A softening in the advertising market also means that Yahoo can no longer play dictator with customers, who find they now get far more favorable terms. At the start of 2000, Yahoo was charging clients $9 for every 1,000 people who viewed an ad. Now, Yahoo is charging as little as $3 per 1,000 visitors, according to Tribal DDB's Tim McHale. (A Yahoo spokeswoman disputes this assertion, claiming ad rates have stabilized and in some instances gone up.) Where once a major portal deal was considered mandatory for any company harboring big dreams, it's now widely viewed as too expensive even at bargain-basement prices. "I don't have anyone coming in here saying, 'Get us on Yahoo,'" says David Sable, CEO of Impiric, a direct marketing firm that helps companies buy portal ads.

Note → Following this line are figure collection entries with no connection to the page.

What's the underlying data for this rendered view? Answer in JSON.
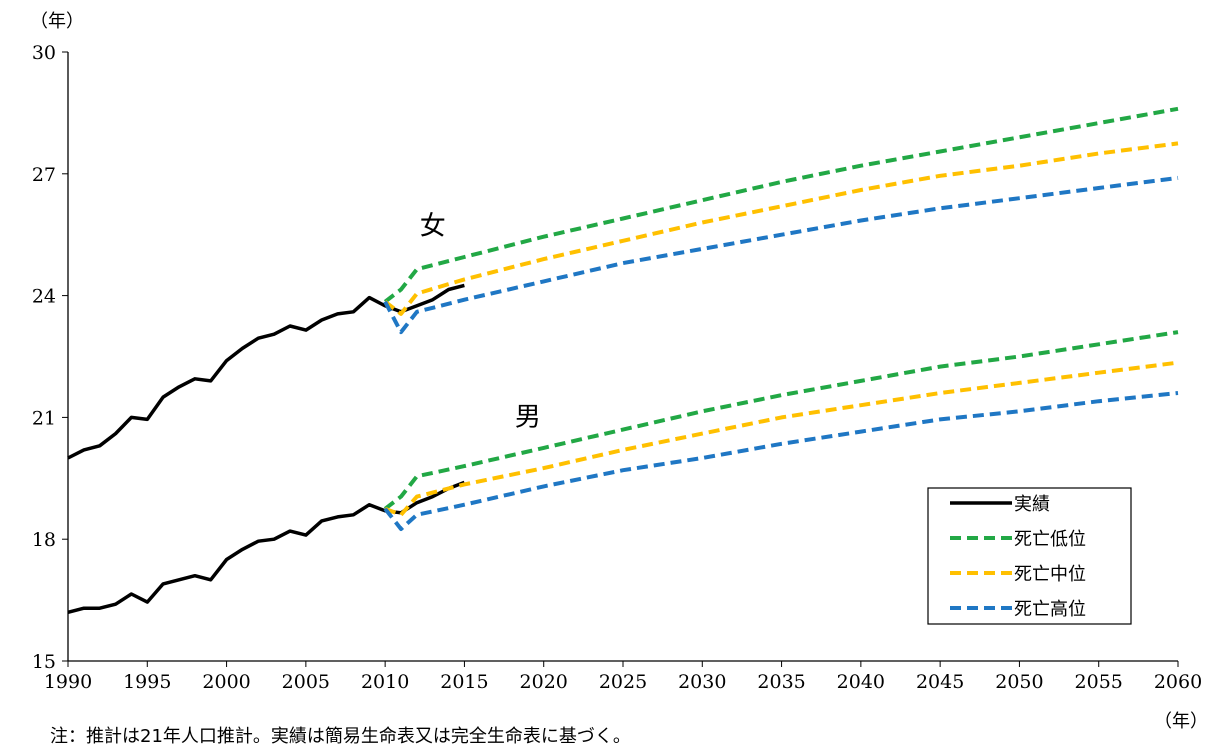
{
  "chart_data": {
    "type": "line",
    "y_unit_label": "（年）",
    "x_unit_label": "（年）",
    "xlim": [
      1990,
      2060
    ],
    "ylim": [
      15,
      30
    ],
    "x_ticks": [
      1990,
      1995,
      2000,
      2005,
      2010,
      2015,
      2020,
      2025,
      2030,
      2035,
      2040,
      2045,
      2050,
      2055,
      2060
    ],
    "y_ticks": [
      15,
      18,
      21,
      24,
      27,
      30
    ],
    "grid": false,
    "legend_position": "bottom-right",
    "annotations": [
      {
        "text": "女",
        "x": 2013,
        "y": 25.5
      },
      {
        "text": "男",
        "x": 2019,
        "y": 20.8
      }
    ],
    "series": [
      {
        "name": "実績",
        "group": "女",
        "color": "#000000",
        "dash": false,
        "x": [
          1990,
          1991,
          1992,
          1993,
          1994,
          1995,
          1996,
          1997,
          1998,
          1999,
          2000,
          2001,
          2002,
          2003,
          2004,
          2005,
          2006,
          2007,
          2008,
          2009,
          2010,
          2011,
          2012,
          2013,
          2014,
          2015
        ],
        "y": [
          20.0,
          20.2,
          20.3,
          20.6,
          21.0,
          20.95,
          21.5,
          21.75,
          21.95,
          21.9,
          22.4,
          22.7,
          22.95,
          23.05,
          23.25,
          23.15,
          23.4,
          23.55,
          23.6,
          23.95,
          23.75,
          23.6,
          23.75,
          23.9,
          24.15,
          24.25
        ]
      },
      {
        "name": "死亡低位",
        "group": "女",
        "color": "#22a845",
        "dash": true,
        "x": [
          2010,
          2011,
          2012,
          2015,
          2020,
          2025,
          2030,
          2035,
          2040,
          2045,
          2050,
          2055,
          2060
        ],
        "y": [
          23.85,
          24.15,
          24.65,
          24.95,
          25.45,
          25.9,
          26.35,
          26.8,
          27.2,
          27.55,
          27.9,
          28.25,
          28.6
        ]
      },
      {
        "name": "死亡中位",
        "group": "女",
        "color": "#ffc000",
        "dash": true,
        "x": [
          2010,
          2011,
          2012,
          2015,
          2020,
          2025,
          2030,
          2035,
          2040,
          2045,
          2050,
          2055,
          2060
        ],
        "y": [
          23.85,
          23.55,
          24.05,
          24.4,
          24.9,
          25.35,
          25.8,
          26.2,
          26.6,
          26.95,
          27.2,
          27.5,
          27.75
        ]
      },
      {
        "name": "死亡高位",
        "group": "女",
        "color": "#1f77c4",
        "dash": true,
        "x": [
          2010,
          2011,
          2012,
          2015,
          2020,
          2025,
          2030,
          2035,
          2040,
          2045,
          2050,
          2055,
          2060
        ],
        "y": [
          23.85,
          23.1,
          23.6,
          23.9,
          24.35,
          24.8,
          25.15,
          25.5,
          25.85,
          26.15,
          26.4,
          26.65,
          26.9
        ]
      },
      {
        "name": "実績",
        "group": "男",
        "color": "#000000",
        "dash": false,
        "x": [
          1990,
          1991,
          1992,
          1993,
          1994,
          1995,
          1996,
          1997,
          1998,
          1999,
          2000,
          2001,
          2002,
          2003,
          2004,
          2005,
          2006,
          2007,
          2008,
          2009,
          2010,
          2011,
          2012,
          2013,
          2014,
          2015
        ],
        "y": [
          16.2,
          16.3,
          16.3,
          16.4,
          16.65,
          16.45,
          16.9,
          17.0,
          17.1,
          17.0,
          17.5,
          17.75,
          17.95,
          18.0,
          18.2,
          18.1,
          18.45,
          18.55,
          18.6,
          18.85,
          18.7,
          18.65,
          18.9,
          19.05,
          19.25,
          19.4
        ]
      },
      {
        "name": "死亡低位",
        "group": "男",
        "color": "#22a845",
        "dash": true,
        "x": [
          2010,
          2011,
          2012,
          2015,
          2020,
          2025,
          2030,
          2035,
          2040,
          2045,
          2050,
          2055,
          2060
        ],
        "y": [
          18.75,
          19.05,
          19.55,
          19.8,
          20.25,
          20.7,
          21.15,
          21.55,
          21.9,
          22.25,
          22.5,
          22.8,
          23.1
        ]
      },
      {
        "name": "死亡中位",
        "group": "男",
        "color": "#ffc000",
        "dash": true,
        "x": [
          2010,
          2011,
          2012,
          2015,
          2020,
          2025,
          2030,
          2035,
          2040,
          2045,
          2050,
          2055,
          2060
        ],
        "y": [
          18.75,
          18.6,
          19.05,
          19.35,
          19.75,
          20.2,
          20.6,
          21.0,
          21.3,
          21.6,
          21.85,
          22.1,
          22.35
        ]
      },
      {
        "name": "死亡高位",
        "group": "男",
        "color": "#1f77c4",
        "dash": true,
        "x": [
          2010,
          2011,
          2012,
          2015,
          2020,
          2025,
          2030,
          2035,
          2040,
          2045,
          2050,
          2055,
          2060
        ],
        "y": [
          18.75,
          18.25,
          18.6,
          18.85,
          19.3,
          19.7,
          20.0,
          20.35,
          20.65,
          20.95,
          21.15,
          21.4,
          21.6
        ]
      }
    ],
    "legend": [
      {
        "label": "実績",
        "color": "#000000",
        "dash": false
      },
      {
        "label": "死亡低位",
        "color": "#22a845",
        "dash": true
      },
      {
        "label": "死亡中位",
        "color": "#ffc000",
        "dash": true
      },
      {
        "label": "死亡高位",
        "color": "#1f77c4",
        "dash": true
      }
    ]
  },
  "note": "注：推計は21年人口推計。実績は簡易生命表又は完全生命表に基づく。"
}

Even analysts, who in the fall were saying that they could find nothing wrong with Yahoo's addiction to ad dollars, are now changing their view. Three months ago, Solomon Smith Barney's Lanny Baker argued there was nothing wrong with turning Yahoo into the next NBC, which gets 100 percent of its revenues from ads. But now Baker says Yahoo needs to diversify or it will be vulnerable to the cyclical nature of the market. Nineteen of the 34 analysts who follow Yahoo rate the stock a "hold" or a "sell" despite its depressed price of $33 per share as of Jan. 19.

Should Yahoo have moved more aggressively to diversify sooner? Yahoo's Mallett, a boyish-looking, fast-talking 36-year-old, says no. "We saw a third of the way through 2000 that the dot-com environment was changing, the advertising environment was changing, and we made the appropriate adjustments."

And - counterintuitive as it seems - Yahoo could benefit from the downturn. As smaller dot-coms close their doors, some advertisers are likely to turn to established sites like Yahoo. "We think we are in a position now to take even more share out," says Mallett.

But others aren't too sure. Bear Stearns analyst Jeffrey Fieler, for instance, faults the company for failing to act quickly when advertising revenue started to dive. "In retrospect, you could be critical of them not doing that," Fieler said. "But in early 2000, people were throwing money at the company. It's hard to be disciplined in that environment."

It's uncanny how bad news helps focus a company. "It's been on the radar for years, the fact that the advertising model can't be relied on," says a former Yahoo software developer who recently left the company after four years in its search division. But finding new revenue hadn't been an urgent matter within Yahoo, he said. Only a few months ago top executives had downplayed the importance of diversity. Following Yahoo's gloomy financial forecast in January, however, executives seem to be changing their view, albeit slightly.

"Were going to diversify our revenue mix by growing our commerce and enterprise business by adding more channel partners and more service offerings," says CEO Tim Koogle.

Indeed, one reason the company expects to be far less profitable this year is that it will spend roughly $100 million on new business initiatives in 2001, meaning that two-thirds of Yahoo's new expenditures in 2001 will go to these efforts. Yahoo, says Baker of Salomon Smith Barney, is finally "putting their money where their mouth is."









Correction:
A previous version of this story misstated the amount of transaction fees Yahoo made during the first three quarters of 2000. Yahoo didn't reveal that figure, but said it enabled $3 billion in transactions made by its members during that time.